METHODS Thirty-two 8-week-old db/db mice were randomly divided into model group, curcumin group(5 mg·kg⁻¹) and H8 low and high dose groups(5, 10 mg·kg⁻¹), and another 8 db/m mice were regarded as normal group, continuous garage for once a day, curcumin and H8 were dissolved in 1% CMC-Na. After 8 weeks of administration, fasting blood glucose(FBG), lactate dehydrogenase(LDH), creatine kinase isoenzyme(CKMB), creatine kinase(CK) and α-hydroxybutyrate dehydrogenase(ALPHA-HBDH) levels were detected; HE staining was used to observe the pathological changes of cardiac tissue, Masson staining was used to observe the degree of fibrosis; Real-time PCR method was used to detect the atrial natriuretic peptide(ANP), brain natriuretic peptide(BNP), COL-1, α-SMA, TGF-β mRNA expression level; Western blotting was used to detect the expression of COL-1, α-SMA, and TGF-β protein in heart tissue. Molecular docking was used to calculate the sites of H8 and TGF-β II receptor by Discovery Studio 2019 tool software. The 48 SPF ICR mice were randomly divided into normal group, H8 low and high dose groups(5, 10 mg·kg⁻¹). After 12 weeks of administration, serum ALT, AST, AST/ALT levels were detected; conduct climbing pole experiment, mice tail suspension experiment to observe whether H8 had neurotoxicity to normal mice. Check respiratory rate, heart rate, blood pressure, and observe whether H8 had physiological toxicity to normal mice.
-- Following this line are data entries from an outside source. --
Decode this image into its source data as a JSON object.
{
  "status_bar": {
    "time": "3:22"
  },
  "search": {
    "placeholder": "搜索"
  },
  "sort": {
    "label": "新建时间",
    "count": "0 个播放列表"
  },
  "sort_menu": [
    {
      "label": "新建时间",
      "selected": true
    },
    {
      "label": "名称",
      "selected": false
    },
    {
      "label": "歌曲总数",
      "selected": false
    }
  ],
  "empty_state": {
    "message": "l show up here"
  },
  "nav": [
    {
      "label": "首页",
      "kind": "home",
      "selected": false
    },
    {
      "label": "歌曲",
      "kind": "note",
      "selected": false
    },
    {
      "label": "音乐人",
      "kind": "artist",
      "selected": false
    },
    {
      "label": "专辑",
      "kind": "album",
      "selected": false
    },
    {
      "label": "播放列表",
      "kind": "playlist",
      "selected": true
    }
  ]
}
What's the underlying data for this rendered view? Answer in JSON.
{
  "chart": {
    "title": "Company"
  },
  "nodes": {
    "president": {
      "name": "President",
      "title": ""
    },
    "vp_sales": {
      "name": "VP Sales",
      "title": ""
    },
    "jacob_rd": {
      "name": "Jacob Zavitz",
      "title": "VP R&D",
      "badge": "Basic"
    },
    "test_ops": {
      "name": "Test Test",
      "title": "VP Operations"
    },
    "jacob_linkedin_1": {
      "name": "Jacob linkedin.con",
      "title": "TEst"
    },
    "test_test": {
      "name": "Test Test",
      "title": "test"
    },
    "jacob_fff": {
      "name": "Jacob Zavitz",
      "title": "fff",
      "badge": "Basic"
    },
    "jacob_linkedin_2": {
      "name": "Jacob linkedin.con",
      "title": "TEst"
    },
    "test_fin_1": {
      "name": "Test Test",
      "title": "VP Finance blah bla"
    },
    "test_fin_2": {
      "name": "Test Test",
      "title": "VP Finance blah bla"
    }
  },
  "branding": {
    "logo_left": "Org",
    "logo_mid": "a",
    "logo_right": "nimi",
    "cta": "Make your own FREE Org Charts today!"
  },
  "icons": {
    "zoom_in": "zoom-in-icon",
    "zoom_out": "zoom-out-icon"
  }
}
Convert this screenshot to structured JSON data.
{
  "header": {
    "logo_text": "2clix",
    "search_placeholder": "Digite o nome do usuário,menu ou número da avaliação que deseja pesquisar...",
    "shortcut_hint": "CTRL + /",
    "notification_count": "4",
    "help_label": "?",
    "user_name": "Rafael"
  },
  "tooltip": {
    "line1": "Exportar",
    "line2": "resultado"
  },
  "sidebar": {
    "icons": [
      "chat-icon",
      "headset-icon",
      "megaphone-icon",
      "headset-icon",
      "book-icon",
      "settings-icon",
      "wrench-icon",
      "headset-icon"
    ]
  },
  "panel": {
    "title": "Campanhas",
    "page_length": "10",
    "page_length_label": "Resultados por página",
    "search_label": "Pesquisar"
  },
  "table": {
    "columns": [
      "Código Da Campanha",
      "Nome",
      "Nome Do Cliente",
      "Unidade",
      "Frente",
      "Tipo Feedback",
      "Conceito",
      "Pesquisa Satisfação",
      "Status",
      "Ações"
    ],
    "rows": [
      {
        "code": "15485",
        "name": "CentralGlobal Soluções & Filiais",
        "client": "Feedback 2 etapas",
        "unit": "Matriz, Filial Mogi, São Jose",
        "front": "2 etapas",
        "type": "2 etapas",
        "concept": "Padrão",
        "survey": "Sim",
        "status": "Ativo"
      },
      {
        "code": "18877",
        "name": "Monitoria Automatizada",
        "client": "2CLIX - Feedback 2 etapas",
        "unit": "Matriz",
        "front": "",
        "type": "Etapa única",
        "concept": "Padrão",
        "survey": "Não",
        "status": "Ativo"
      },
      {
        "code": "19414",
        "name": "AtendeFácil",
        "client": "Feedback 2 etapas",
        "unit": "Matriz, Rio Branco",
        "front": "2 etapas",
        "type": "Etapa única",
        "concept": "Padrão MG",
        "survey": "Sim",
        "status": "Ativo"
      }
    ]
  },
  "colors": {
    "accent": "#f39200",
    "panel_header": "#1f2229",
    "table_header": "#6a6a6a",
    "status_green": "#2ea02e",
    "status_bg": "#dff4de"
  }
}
RESULTS Compared with the normal group, the histopathological changes of HE in model group were found, some of the cardiomyocytes became degenerated and necrotic increased. At the same time, Masson staining result showed that the degree of myocardial fibrosis increased in the model group; serum FBG, LDH, CKMB, CK and ALPHA-HBDH levels increased, the difference was statistically significant(P<0.05); the expression levels of ANP and BNP mRNA in myocardial tissue were increased, and the expression levels of COL-1, α-SMA, TGF-β mRNA and protein were increased, the difference was statistically significant(P<0.01). Compared with model group, the expression levels of ANP and BNP mRNA in myocardial tissue of H8 low and high group decreased, and the expression levels of COL-1, α-SMA, TGF-β mRNA and protein in myocardial tissue inhibited significantly, and the difference was statistically significant(P<0.05 or P<0.01). Molecular docking results indicate that H8 can interact with TGF-β receptor with hydrogen bonds. Compared with the normal group, there were no significant differences in serum ALT, AST, AST/ALT levels, rod climbing conditions and tail suspension time in the administration group. Compared with the normal group, the respiratory rate, heart rate and blood pressure of mice in the administration group were not significantly different.

CONCLUSION Curcumin and its analogue H8 can improve the heart injury of db/db mice and have no obvious neurotoxic effect on experimental mice.